So one thing I still don't understand is whether Neo4J a pure graph database is ...

the-alchemist · on Feb 7, 2019

There's pros and cons to deciding whether to go "graph native" or existing DB.

PROS

You can optimize for exactly the types of queries that you want graph databases to answer: shortest path, path finding, etc. Relational databases / document databases are (generally) very poop at those types of queries because those are not the types of queries people want to run on those databases. In a "graph native" database, everything down to the storage on disk can be optimized to perform graph algorithms.

CONS

There's years, sometimes decades, of engineering that goes into databases (I'm thinking of PostgreSQL and Cassandra, both of which have graph "layers" available).
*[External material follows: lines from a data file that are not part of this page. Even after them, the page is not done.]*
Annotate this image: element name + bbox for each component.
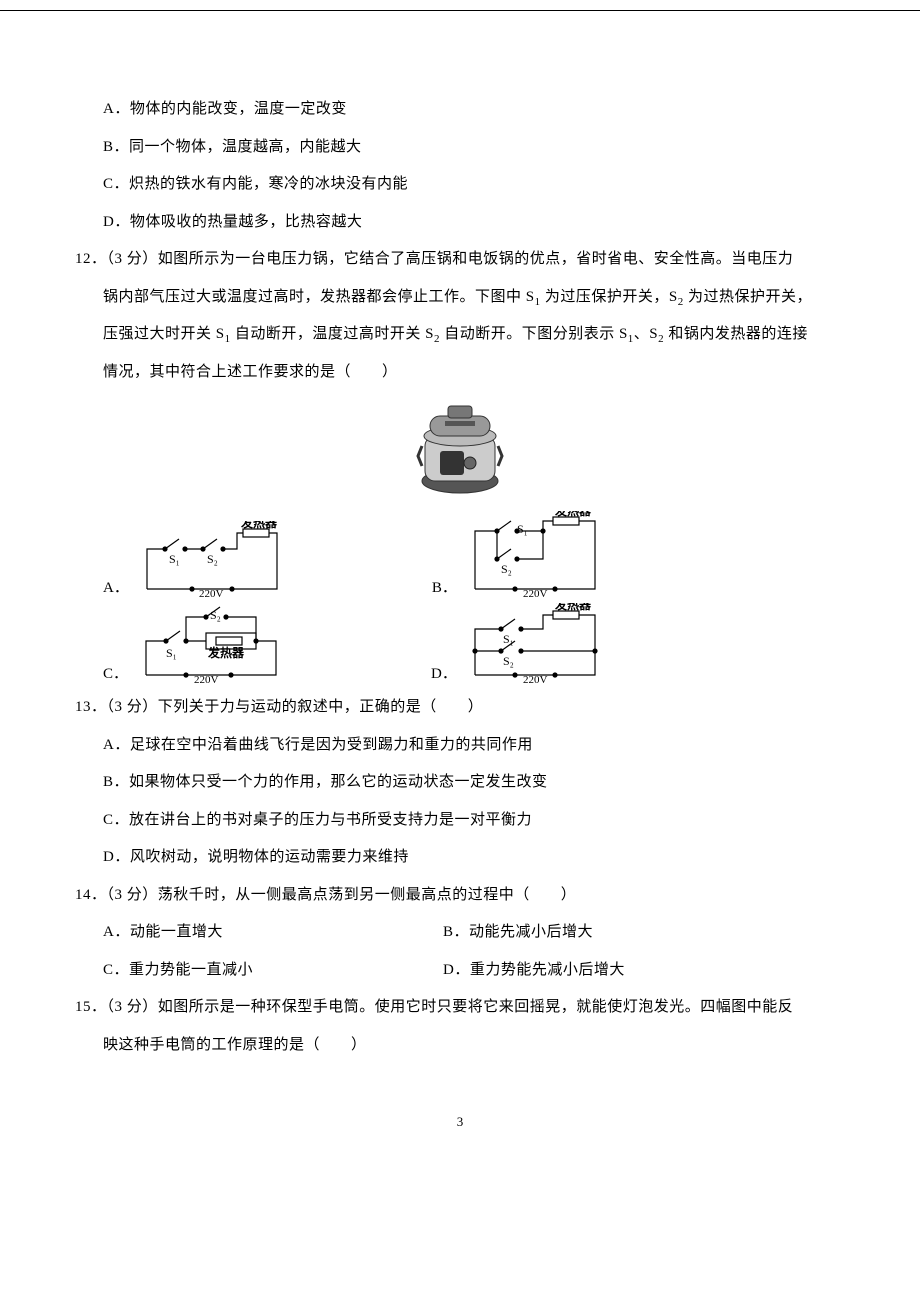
circuit-c-voltage: 220V: [194, 674, 219, 685]
circuit-b-heater: 发热器: [554, 511, 592, 518]
pressure-cooker-image: [75, 401, 845, 501]
q11-option-d: D．物体吸收的热量越多，比热容越大: [75, 204, 845, 242]
circuit-c-heater: 发热器: [207, 645, 245, 660]
q12-stem-line2: 锅内部气压过大或温度过高时，发热器都会停止工作。下图中 S1 为过压保护开关，S…: [75, 279, 845, 317]
q15-stem-line1: 15．（3 分）如图所示是一种环保型手电筒。使用它时只要将它来回摇晃，就能使灯泡…: [75, 989, 845, 1027]
q13-option-c: C．放在讲台上的书对桌子的压力与书所受支持力是一对平衡力: [75, 802, 845, 840]
q12-label-d: D．: [431, 662, 457, 683]
q11-option-c: C．炽热的铁水有内能，寒冷的冰块没有内能: [75, 166, 845, 204]
q14-option-b: B．动能先减小后增大: [443, 914, 845, 952]
q11-option-b: B．同一个物体，温度越高，内能越大: [75, 129, 845, 167]
circuit-d-heater: 发热器: [554, 603, 592, 612]
circuit-a-s1: S₁: [169, 552, 180, 566]
circuit-a-s2: S₂: [207, 552, 218, 566]
q12-l2-c: 为过热保护开关，: [684, 289, 812, 305]
q14-option-c: C．重力势能一直减小: [103, 952, 443, 990]
q12-stem-line1: 12．（3 分）如图所示为一台电压力锅，它结合了高压锅和电饭锅的优点，省时省电、…: [75, 241, 845, 279]
circuit-b-s2: S₂: [501, 562, 512, 576]
circuit-d: S₁ S₂ 发热器 220V: [465, 603, 610, 685]
circuit-c-s1: S₁: [166, 646, 177, 660]
q12-circuits-row1: A． S₁ S₂ 发热器 220V B．: [75, 511, 845, 599]
q12-label-b: B．: [432, 576, 457, 597]
circuit-d-voltage: 220V: [523, 674, 548, 685]
circuit-c: S₁ S₂ 发热器 220V: [136, 603, 291, 685]
circuit-b-s1: S₁: [517, 522, 528, 536]
q14-option-d: D．重力势能先减小后增大: [443, 952, 845, 990]
q15-stem-line2: 映这种手电筒的工作原理的是（ ）: [75, 1027, 845, 1065]
circuit-a: S₁ S₂ 发热器 220V: [137, 521, 292, 599]
q12-stem-line4: 情况，其中符合上述工作要求的是（ ）: [75, 354, 845, 392]
circuit-d-s2: S₂: [503, 654, 514, 668]
q13-stem: 13．（3 分）下列关于力与运动的叙述中，正确的是（ ）: [75, 689, 845, 727]
q13-option-a: A．足球在空中沿着曲线飞行是因为受到踢力和重力的共同作用: [75, 727, 845, 765]
circuit-d-s1: S₁: [503, 632, 514, 646]
q12-l2-a: 锅内部气压过大或温度过高时，发热器都会停止工作。下图中 S: [103, 289, 535, 305]
q12-circuits-row2: C． S₁ S₂ 发热器: [75, 603, 845, 685]
q12-l3-b: 自动断开，温度过高时开关 S: [231, 326, 434, 342]
q14-row2: C．重力势能一直减小 D．重力势能先减小后增大: [75, 952, 845, 990]
q14-stem: 14．（3 分）荡秋千时，从一侧最高点荡到另一侧最高点的过程中（ ）: [75, 877, 845, 915]
circuit-a-heater: 发热器: [240, 521, 278, 530]
circuit-c-s2: S₂: [210, 608, 221, 622]
q14-option-a: A．动能一直增大: [103, 914, 443, 952]
q13-option-b: B．如果物体只受一个力的作用，那么它的运动状态一定发生改变: [75, 764, 845, 802]
q12-label-c: C．: [103, 662, 128, 683]
q12-label-a: A．: [103, 576, 129, 597]
circuit-b-voltage: 220V: [523, 588, 548, 599]
q12-l3-c: 自动断开。下图分别表示 S: [440, 326, 628, 342]
q12-l3-a: 压强过大时开关 S: [103, 326, 225, 342]
circuit-b: S₁ S₂ 发热器 220V: [465, 511, 610, 599]
page-number: 3: [75, 1114, 845, 1130]
page-container: A．物体的内能改变，温度一定改变 B．同一个物体，温度越高，内能越大 C．炽热的…: [0, 10, 920, 1170]
q12-l3-d: 、S: [634, 326, 658, 342]
q12-stem-line3: 压强过大时开关 S1 自动断开，温度过高时开关 S2 自动断开。下图分别表示 S…: [75, 316, 845, 354]
circuit-a-voltage: 220V: [199, 588, 224, 599]
q14-row1: A．动能一直增大 B．动能先减小后增大: [75, 914, 845, 952]
q12-l2-b: 为过压保护开关，S: [541, 289, 678, 305]
q12-l3-e: 和锅内发热器的连接: [664, 326, 808, 342]
q13-option-d: D．风吹树动，说明物体的运动需要力来维持: [75, 839, 845, 877]
q11-option-a: A．物体的内能改变，温度一定改变: [75, 91, 845, 129]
A lot of the engineering work is non-graph specific: ACID, how to handle transactions, distributed computing, WAL, replication.

Why re-engineer all of those just to perform graph operations? More quickly.

Also, I can send you a good paper by the founder of DGraph Labs if you're really curious.

tiuPapa · on Feb 7, 2019

I would love to read the DGraph paper.

mistrial9 · on Feb 6, 2019

indexing and search specialized to graph operations is a thing; no experience with those projects, but familiar with some workarounds in Postgres. Basically, the deeper the graph searches, the more the performance drops for relational DBs. This is a seriously studied topic, so refer to research for more details

dwater · on Feb 6, 2019

If you want to do a real deep dive into the architectural differences of graph databases, the book "Designing Data-Intensive Applications" by Martin Kleppmann is a great resource. https://www.oreilly.com/library/view/designing-data-intensiv...

tiuPapa · on Feb 7, 2019

Thanks for that book recommendation.